La requête a été communiquée au préfet de l’Aude qui n’a pas produit de mémoire en défense.
M. B… a été admis au bénéfice de l’aide juridictionnelle totale par une décision du 26 septembre 2025.
Vu les autres pièces du dossier.
Vu :
- la convention européenne de sauvegarde des droits de l’homme et des libertés fondamentales ;
- la charte des droits fondamentaux de l’Union européenne ;
- l’accord franco-algérien du 27 décembre 1988 ;
- le code de l’entrée et du séjour des étrangers et du droit d’asile ;
- le code des relations entre le public et l’administration ;
- la loi n°91-647 du 10 juillet 1991 ;
- le code de justice administrative.
Le président de la formation de jugement a dispensé le rapporteur public, sur sa proposition, de prononcer des conclusions à l’audience.
Les parties ont été régulièrement averties du jour de l’audience.

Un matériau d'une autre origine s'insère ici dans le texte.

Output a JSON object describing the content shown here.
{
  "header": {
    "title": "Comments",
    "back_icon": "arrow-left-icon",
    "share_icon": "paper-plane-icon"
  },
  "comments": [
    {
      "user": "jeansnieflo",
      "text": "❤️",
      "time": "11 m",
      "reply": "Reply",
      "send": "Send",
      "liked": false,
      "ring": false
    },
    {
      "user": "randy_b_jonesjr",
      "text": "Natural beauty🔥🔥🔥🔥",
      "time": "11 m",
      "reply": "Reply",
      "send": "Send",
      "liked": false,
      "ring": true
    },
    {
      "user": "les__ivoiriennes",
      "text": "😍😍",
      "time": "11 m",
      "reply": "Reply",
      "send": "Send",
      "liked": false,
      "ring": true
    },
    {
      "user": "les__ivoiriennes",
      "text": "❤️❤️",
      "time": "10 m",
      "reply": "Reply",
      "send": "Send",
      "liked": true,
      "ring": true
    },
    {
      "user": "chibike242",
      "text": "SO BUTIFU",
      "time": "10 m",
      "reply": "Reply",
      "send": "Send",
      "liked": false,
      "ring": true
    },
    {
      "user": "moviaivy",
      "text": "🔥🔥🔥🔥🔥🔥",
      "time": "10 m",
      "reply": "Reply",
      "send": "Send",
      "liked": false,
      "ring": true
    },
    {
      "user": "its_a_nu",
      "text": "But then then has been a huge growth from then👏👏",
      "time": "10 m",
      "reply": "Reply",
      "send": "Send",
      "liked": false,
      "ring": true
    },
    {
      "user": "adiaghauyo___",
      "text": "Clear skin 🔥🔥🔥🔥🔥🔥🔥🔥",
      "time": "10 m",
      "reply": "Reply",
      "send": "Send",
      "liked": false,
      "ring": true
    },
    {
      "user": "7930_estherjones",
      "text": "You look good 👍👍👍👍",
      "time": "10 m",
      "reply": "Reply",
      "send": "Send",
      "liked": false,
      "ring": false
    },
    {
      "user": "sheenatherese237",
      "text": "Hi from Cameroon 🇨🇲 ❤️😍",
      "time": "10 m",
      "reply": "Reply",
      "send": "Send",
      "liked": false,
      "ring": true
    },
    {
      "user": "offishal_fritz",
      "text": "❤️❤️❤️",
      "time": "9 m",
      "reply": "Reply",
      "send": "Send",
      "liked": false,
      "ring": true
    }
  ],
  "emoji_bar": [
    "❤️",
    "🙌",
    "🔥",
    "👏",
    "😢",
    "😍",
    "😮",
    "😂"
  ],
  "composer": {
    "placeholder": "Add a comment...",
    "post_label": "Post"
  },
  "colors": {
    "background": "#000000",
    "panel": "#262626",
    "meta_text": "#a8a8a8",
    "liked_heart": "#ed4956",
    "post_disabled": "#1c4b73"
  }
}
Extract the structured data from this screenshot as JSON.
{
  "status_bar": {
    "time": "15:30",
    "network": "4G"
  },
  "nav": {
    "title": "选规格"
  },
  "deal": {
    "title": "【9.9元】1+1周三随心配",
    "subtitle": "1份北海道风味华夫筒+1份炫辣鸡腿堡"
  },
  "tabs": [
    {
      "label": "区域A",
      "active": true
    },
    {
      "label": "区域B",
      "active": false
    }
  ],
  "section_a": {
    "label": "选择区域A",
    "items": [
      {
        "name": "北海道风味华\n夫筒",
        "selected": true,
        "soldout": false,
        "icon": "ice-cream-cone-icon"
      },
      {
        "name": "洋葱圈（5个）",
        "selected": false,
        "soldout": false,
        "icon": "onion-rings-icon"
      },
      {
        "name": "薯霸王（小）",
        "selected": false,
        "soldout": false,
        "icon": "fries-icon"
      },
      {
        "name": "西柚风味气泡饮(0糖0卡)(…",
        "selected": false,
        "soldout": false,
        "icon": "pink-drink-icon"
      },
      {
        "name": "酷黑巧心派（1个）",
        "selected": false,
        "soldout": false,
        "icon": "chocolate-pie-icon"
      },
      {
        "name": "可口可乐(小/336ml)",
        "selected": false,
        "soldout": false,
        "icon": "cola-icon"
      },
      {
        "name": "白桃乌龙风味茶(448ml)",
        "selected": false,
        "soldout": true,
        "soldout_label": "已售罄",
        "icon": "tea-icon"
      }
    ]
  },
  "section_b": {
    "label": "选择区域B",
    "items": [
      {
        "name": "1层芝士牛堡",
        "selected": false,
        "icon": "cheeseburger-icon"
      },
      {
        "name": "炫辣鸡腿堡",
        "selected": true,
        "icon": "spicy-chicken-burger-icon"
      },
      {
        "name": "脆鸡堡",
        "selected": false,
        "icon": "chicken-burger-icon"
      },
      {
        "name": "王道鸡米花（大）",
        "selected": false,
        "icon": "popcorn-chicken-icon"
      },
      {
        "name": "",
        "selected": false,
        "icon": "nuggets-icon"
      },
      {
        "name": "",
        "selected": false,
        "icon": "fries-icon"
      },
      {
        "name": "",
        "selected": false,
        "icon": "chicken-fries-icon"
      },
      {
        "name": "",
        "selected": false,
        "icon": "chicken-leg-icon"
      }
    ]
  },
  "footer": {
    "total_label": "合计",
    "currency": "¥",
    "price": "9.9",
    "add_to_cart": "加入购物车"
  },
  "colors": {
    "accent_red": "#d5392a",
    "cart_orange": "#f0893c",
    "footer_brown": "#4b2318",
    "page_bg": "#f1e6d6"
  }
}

Le rapport de Mme Marcovici a été entendu au cours de l’audience publique.
Considérant ce qui suit :
1. M. B…, ressortissant algérien, déclare être entré en France en 2018. Par un arrêté du 17 avril 2025, le préfet de l’Aude lui a fait obligation de quitter le territoire français sans délai et a prononcé à son encontre une interdiction de retour sur le territoire d’une durée de deux ans. Par un arrêté du 2 juin 2025, le préfet de l’Aude a refusé de lui délivrer un titre de séjour, lui a fait obligation de quitter le territoire français dans un délai de trente jours et a fixé le pays de destination. Le requérant demande l’annulation de ces décisions.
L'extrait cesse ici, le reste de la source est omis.